Not according to the weather, only according to what is being planted and harvested in the garden. The tomatoes are finishing up and I am tearing them out to get the soil ready for fall. I have already planted broccoli, onion, parsley, chard and cauliflower seedlings, and direct-planted bush beans, spinach, daikon radish, and several kinds of kale. I am harvesting many leek seeds, the late amaranth, and the last of the dry beans.
I also direct-seeded lettuce seedlings today. This is the earliest I have attempted lettuce. I just got tired of cleaning and winnowing some seed, so I just decided to toss it into some shady nooks and see what happens. Every year I push the seasons just a little but, but this is the first time I have planted the coolest crops when it is near 100 degrees outside.
I also tried to clean out more of the overgrown chard, and I scattered the seedlings all about. I don't even bother to plant that much chard anymore, unless I need a specific color. This fall, I am looking forward to a variety of gold and red volunteers.

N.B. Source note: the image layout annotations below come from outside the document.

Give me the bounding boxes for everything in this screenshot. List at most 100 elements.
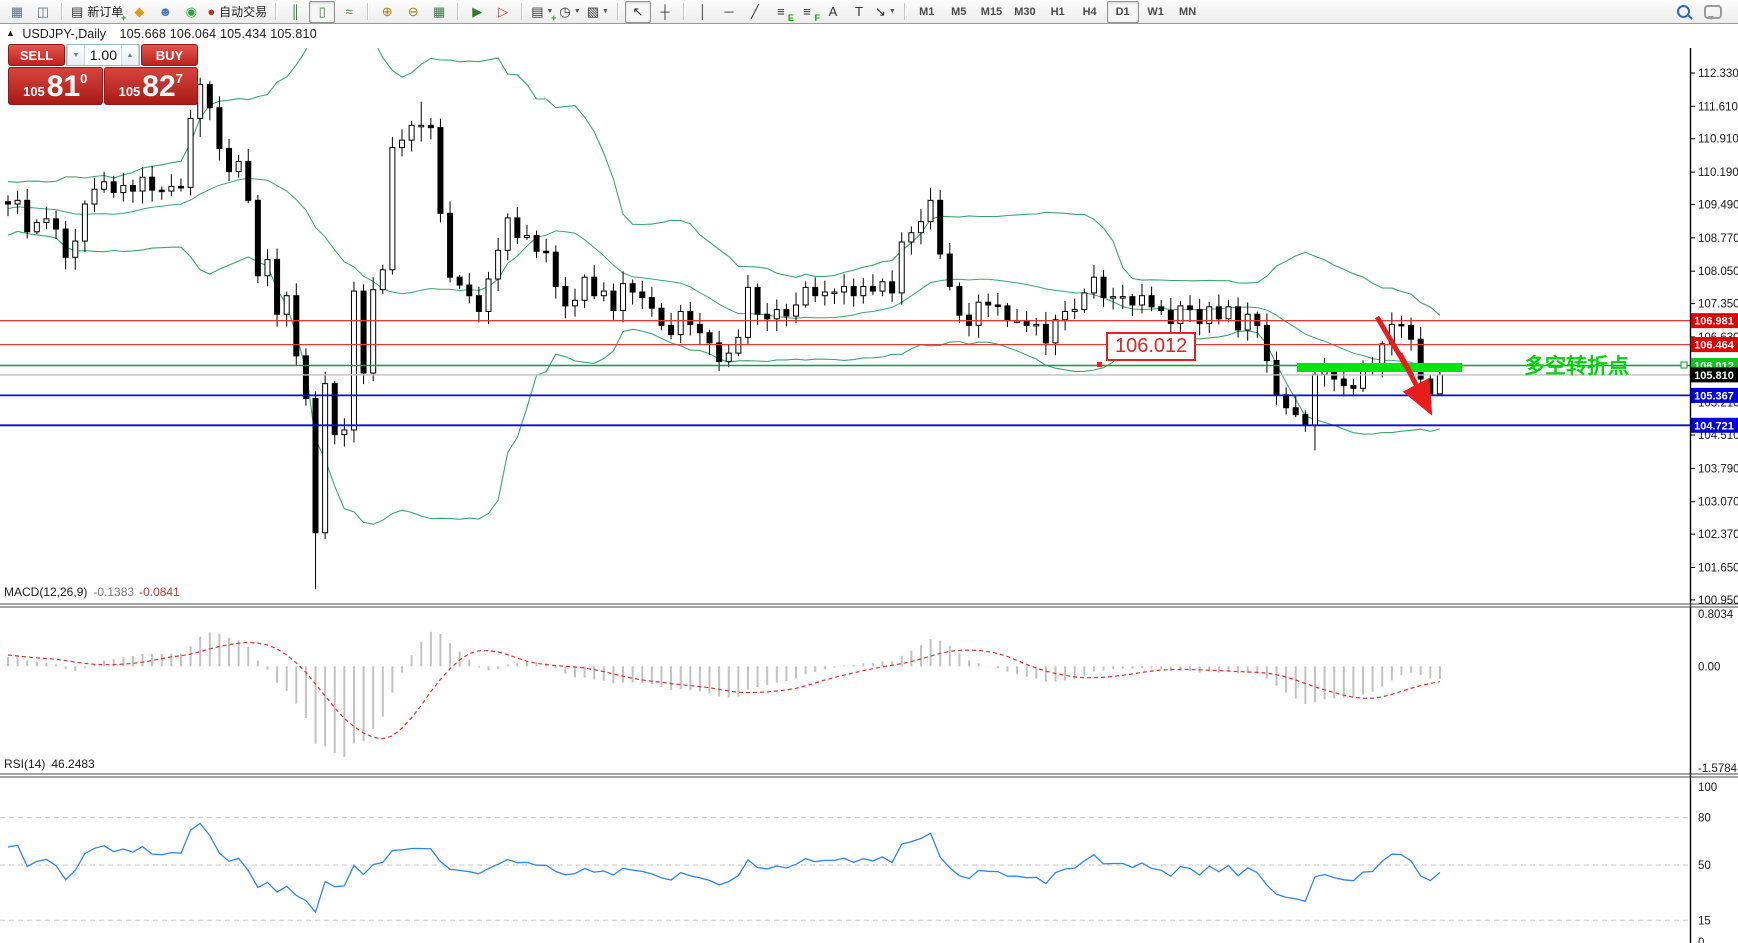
candle [245,160,252,201]
tf-m5[interactable]: M5 [944,2,974,22]
price-tick-label: 110.910 [1698,134,1738,146]
community-icon[interactable]: ☻ [153,2,177,22]
candle [274,259,281,315]
search-icon[interactable] [1677,5,1690,18]
tf-mn[interactable]: MN [1173,2,1203,22]
macd-main-value: -0.1383 [93,585,135,599]
cursor-icon[interactable]: ↖ [624,0,651,23]
price-tag-label: 104.721 [1694,420,1734,432]
sell-button[interactable]: SELL [8,44,65,66]
candle [408,124,415,141]
macd-signal-line [7,641,1441,740]
price-tick-label: 103.790 [1698,463,1738,475]
candle [889,281,896,294]
tf-h4[interactable]: H4 [1075,2,1105,22]
candle [129,185,136,192]
buy-button[interactable]: BUY [141,44,198,66]
tf-m1[interactable]: M1 [912,2,942,22]
candle [447,212,454,278]
volume-up-button[interactable]: ▲ [121,45,139,65]
candle [302,355,309,399]
candle [821,291,828,297]
candle [1302,414,1309,426]
candle [1042,323,1049,344]
label-anchor-handle[interactable] [1097,362,1102,367]
bar-chart-icon[interactable]: ║ [283,2,307,22]
horizontal-line-icon[interactable]: ─ [717,2,741,22]
candle [33,222,40,233]
candle [629,283,636,293]
chart-shift-icon[interactable]: ▷ [491,2,515,22]
autotrading-button[interactable]: ● 自动交易 [205,2,269,22]
candle [668,324,675,336]
zoom-out-icon[interactable]: ⊖ [401,2,425,22]
line-end-handle[interactable] [1680,361,1688,369]
candle [43,218,50,224]
buy-price-sup: 7 [175,71,183,86]
tile-windows-icon[interactable]: ▦ [427,2,451,22]
candle [1023,320,1030,326]
sell-price-big: 81 [46,70,81,103]
candle [139,176,146,192]
signals-icon[interactable]: ◉ [179,2,203,22]
arrows-icon[interactable]: ↘ ▼ [873,2,898,22]
candle [1283,394,1290,409]
toolbar-separator [903,3,906,20]
macd-pane [7,631,1441,757]
chat-icon[interactable] [1704,4,1722,20]
main-pane: 多空转折点 [0,48,1690,590]
tf-w1[interactable]: W1 [1141,2,1171,22]
candle [744,286,751,338]
auto-scroll-icon[interactable]: ▶ [465,2,489,22]
market-icon[interactable]: ◆ [127,2,151,22]
zoom-in-icon[interactable]: ⊕ [375,2,399,22]
text-icon[interactable]: A [821,2,845,22]
price-tick-label: 102.370 [1698,529,1738,541]
templates-button[interactable]: ▧ ▼ [585,2,611,22]
symbol-period-label: USDJPY-,Daily [22,27,106,41]
rsi-scale-label: 100 [1698,782,1717,794]
new-order-button[interactable]: ▤ + 新订单 [69,2,126,23]
volume-value[interactable]: 1.00 [85,45,121,65]
candle [1196,309,1203,324]
toolbar-separator [616,3,619,20]
sell-price-button[interactable]: 105 81 0 [8,67,103,105]
macd-scale-label: 0.8034 [1698,609,1734,621]
candle [389,147,396,271]
candle [754,286,761,315]
tf-h1[interactable]: H1 [1043,2,1073,22]
fibonacci-icon[interactable]: ≡ F [795,2,820,23]
text-label-icon[interactable]: T [847,2,871,22]
candle [802,286,809,306]
tf-m15[interactable]: M15 [976,2,1007,22]
price-tag-label: 105.367 [1694,390,1734,402]
candle [1427,378,1434,395]
vertical-line-icon[interactable]: │ [691,2,715,22]
candle [1090,276,1097,294]
tf-m30[interactable]: M30 [1009,2,1040,22]
candle [571,299,578,307]
toolbar-separator [275,3,278,20]
volume-down-button[interactable]: ▼ [67,45,85,65]
candle [1052,319,1059,344]
toolbar-group: ▤ + ▼ ◷ ▼ ▧ ▼ [528,2,612,23]
price-callout-106012[interactable]: 106.012 [1106,332,1197,361]
candle [1408,324,1415,340]
sell-price-prefix: 105 [23,84,45,99]
equidistant-channel-icon[interactable]: ≡ E [769,2,794,23]
tf-d1[interactable]: D1 [1106,0,1139,23]
rsi-scale-label: 0 [1698,937,1704,943]
candle [533,235,540,252]
crosshair-icon[interactable]: ┼ [653,2,677,22]
indicators-button[interactable]: ▤ + ▼ [529,2,556,23]
trendline-icon[interactable]: ╱ [743,2,767,22]
buy-price-button[interactable]: 105 82 7 [103,67,198,105]
price-chart-canvas[interactable]: 多空转折点 112.330 111.610 110.910 110.190 109.490… [0,24,1738,943]
charts-window-icon[interactable]: ▦ [5,2,29,22]
data-window-icon[interactable]: ◫ [31,2,55,22]
highlight-bar[interactable] [1297,363,1462,372]
candlestick-chart-icon[interactable]: ▯ [309,0,336,23]
line-chart-icon[interactable]: ≈ [337,2,361,22]
periods-button[interactable]: ◷ ▼ [557,2,582,22]
one-click-toggle-icon[interactable]: ▲ [6,28,15,38]
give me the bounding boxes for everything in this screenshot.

Tuesday, September 1, 2009

My syncretic Food Culture – Part 2

Dad was from the heartland, and we lived there, too. He grew up on a farm, and even though he eventually went to school and work in the city, he always had a huge vegetable garden. It wasn’t too fancy by today’s standards, but we had all the basics. The garden was strangely ark-like; there were two kinds of lettuce, two kinds of squash, two kinds of beans, etc. We also had two kinds of apples: wormy macintoshes and wormy yellow delicious.
Summer mornings were spent picking, washing, weighing and delivering tomatoes and squash for sale to all the neighbors. I lined up the tomatoes by size to dry on the patio before packaging them in paper lunch bags. I weighed the tomatoes on an old baby scale, decorated with blocks and a stork. It was not legal for trade, but nobody turned me in to the authorities. As I recall, I did not collect or turn in any sales tax either.
Summer evenings were spent on the porch shelling lima beans or cutting worms out of fruit. Mom made peach and strawberry jam and several batches of grape jelly, and they were lined up in a large red cabinet in the basement, all topped with slabs of creamy white wax. Every year Dad put up a huge ice-cream tub full of sweetened apple sauce that nobody else would eat because of all the “worm juice”. It disappeared into the freezer and I am not sure what happened to it after that.
We lived near a woods that we explored and caught craw-dads. During a thunderstorm, a big old tree was struck by lightening and fell over the creek, simultaneously shortening our travel time to the other side considerably, and revealing a secret and extensive honey stash. Well, you’d think that Dad and discovered El Dorado, and soon we had a pot of honey on the kitchen table.
I was endlessly entertained by Dad’s stories on the farm, especially when he grossed everyone else out at the dinner table with his hog-butchering stories. It really helped if we were eating pork steaks or bacon. And this was often, as most food that wasn’t boiled was cooked in bacon fat. I am not sure how many containers of bacon fat we had in the back of the fridge, but the selection was extensive.
Except for summertime, our other food came from the suburban supermarket. The butter came in a plastic tub, the fish was square, the round steak was flat and the corn, sprouting what looked like a serious case of periodontal disease, was stripped and lobotomized on both ends and placed under plastic wrap. Nobody ever called it sweet corn. I learned that it was supposed to be sweet only after I moved to New York.